Ronaldo dan Jejak Gemilang di Manchester United

Cristiano Ronaldo bukan sekadar nama, melainkan legenda yang melekat erat dengan sejarah Manchester United. Saat berbicara tentang kontribusinya di klub, angka 144 langsung muncul ke permukaan. Itulah jumlah gol yang berhasil dicetaknya selama dua periode bersama The Red Devils — pertama dari 2003 hingga 2009, lalu kembali pada 2021 hingga saat ini.

Di masa muda, Ronaldo datang sebagai pemain berbakat dari Sporting Lisbon dan berkembang menjadi bintang dunia di Old Trafford. Di bawah asuhan Sir Alex Ferguson, ia berubah dari winger lincah menjadi penyerang mematikan. Selama enam musim pertama, ia membantu United meraih tiga gelar Liga Premier dan satu Liga Champions, sambil terus mencetak gol demi gol.

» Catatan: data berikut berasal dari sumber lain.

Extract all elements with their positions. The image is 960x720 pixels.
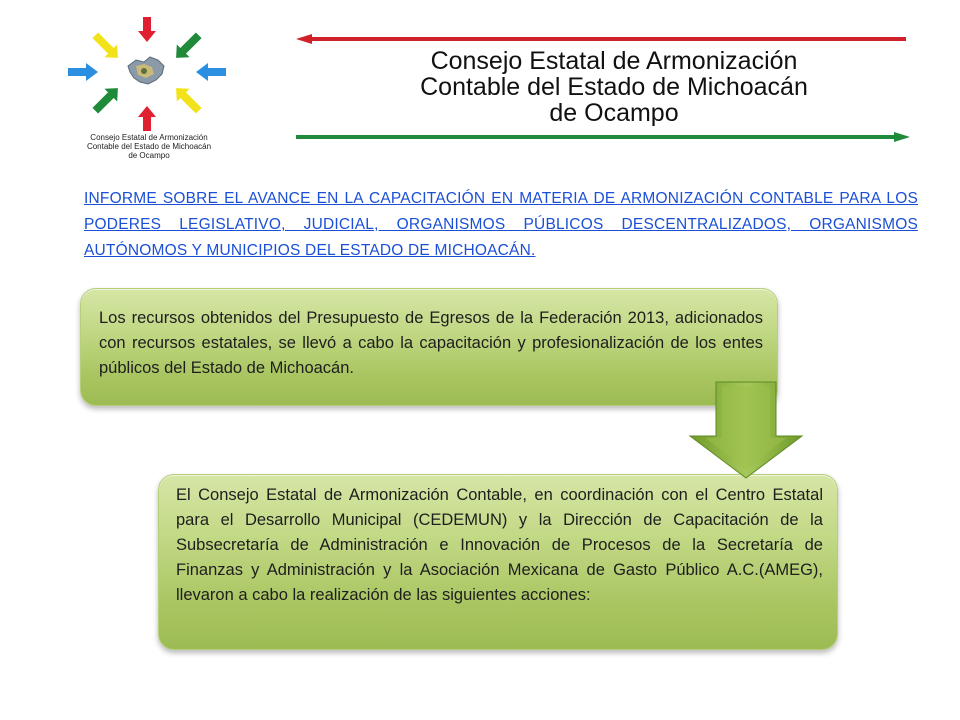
logo-caption-line: de Ocampo [128, 151, 170, 160]
logo-caption-line: Consejo Estatal de Armonización [90, 133, 208, 142]
header-title-line: Consejo Estatal de Armonización [430, 47, 798, 75]
down-arrow-icon [688, 380, 804, 480]
logo-caption-line: Contable del Estado de Michoacán [86, 142, 212, 151]
header-title-line: Contable del Estado de Michoacán [420, 73, 808, 101]
compass-arrows-emblem-icon [58, 14, 248, 134]
red-arrow-line [296, 32, 906, 46]
logo [58, 14, 248, 164]
header-title [340, 48, 888, 126]
logo-caption [58, 133, 240, 160]
info-box-coordination: El Consejo Estatal de Armonización Contable, en coordinación con el Centro Estatal para el Desarrollo Municipal (CEDEMUN) y la Dirección de Capacitación de la Subsecretaría de Administración e Innovación de Procesos de la Secretaría de Finanzas y Administración y la Asociación Mexicana de Gasto Público A.C.(AMEG), llevaron a cabo la realización de las siguientes acciones: [158, 474, 838, 650]
info-box-resources: Los recursos obtenidos del Presupuesto de Egresos de la Federación 2013, adicionados con recursos estatales, se llevó a cabo la capacitación y profesionalización de los entes públicos del Estado de Michoacán. [80, 288, 778, 406]
report-title-link[interactable]: INFORME SOBRE EL AVANCE EN LA CAPACITACIÓN EN MATERIA DE ARMONIZACIÓN CONTABLE PARA LOS PODERES LEGISLATIVO, JUDICIAL, ORGANISMOS PÚBLICOS DESCENTRALIZADOS, ORGANISMOS AUTÓNOMOS Y MUNICIPIOS DEL ESTADO DE MICHOACÁN. [84, 190, 918, 259]
green-arrow-line [296, 130, 910, 144]
header-title-line: de Ocampo [549, 99, 679, 127]
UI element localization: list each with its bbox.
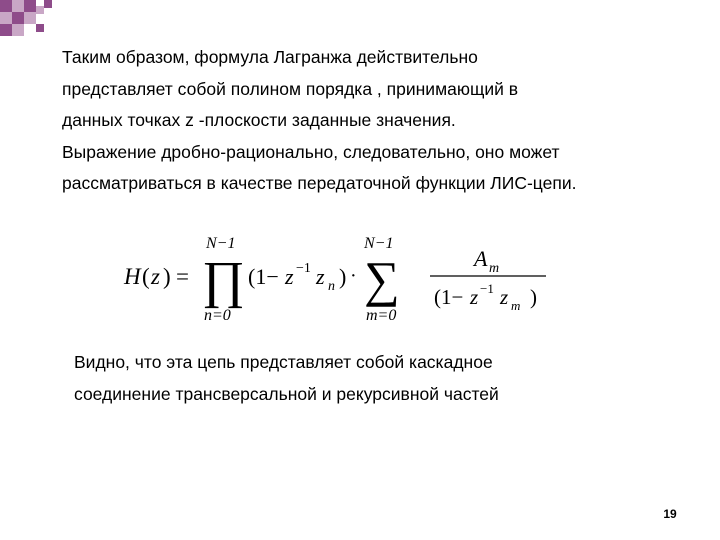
transfer-function-formula [118, 224, 558, 334]
intro-line-4: Выражение дробно-рационально, следовательно, оно может [62, 141, 560, 162]
factor-zn-subscript: n [328, 279, 335, 294]
corner-checker-decoration [0, 0, 56, 36]
intro-line-1: Таким образом, формула Лагранжа действительно [62, 47, 478, 67]
fraction-den-open: (1− [434, 285, 464, 309]
fraction-den-exponent: −1 [480, 281, 494, 296]
product-symbol: ∏ [202, 252, 245, 309]
fraction-numerator: A [474, 246, 488, 271]
fraction-den-close: ) [530, 285, 537, 309]
formula-lhs-h: H [124, 264, 141, 289]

Ketika kembali ke MU pada 2021, meski usia tak lagi muda, semangatnya tak luntur. Ia langsung menunjukkan tajinya dengan menjadi top scorer klub** pada musim kembalinya. Total 144 gol itu bukan hanya angka, tapi bukti cinta dan komitmen Ronaldo terhadap seragam merah.

Bagi banyak penggemar, Ronaldo bukan sekadar pencetak gol. Ia adalah simbol ambisi, kerja keras, dan transformasi. Dari anak muda Portugal yang belum dikenal hingga menjadi ikon global — semua dimulai di Old Trafford. Jejaknya di MU akan selamanya dikenang, tidak hanya lewat trofi, tapi juga lewat 144 kali bola bersarang ke gawang lawan berkat kakinya.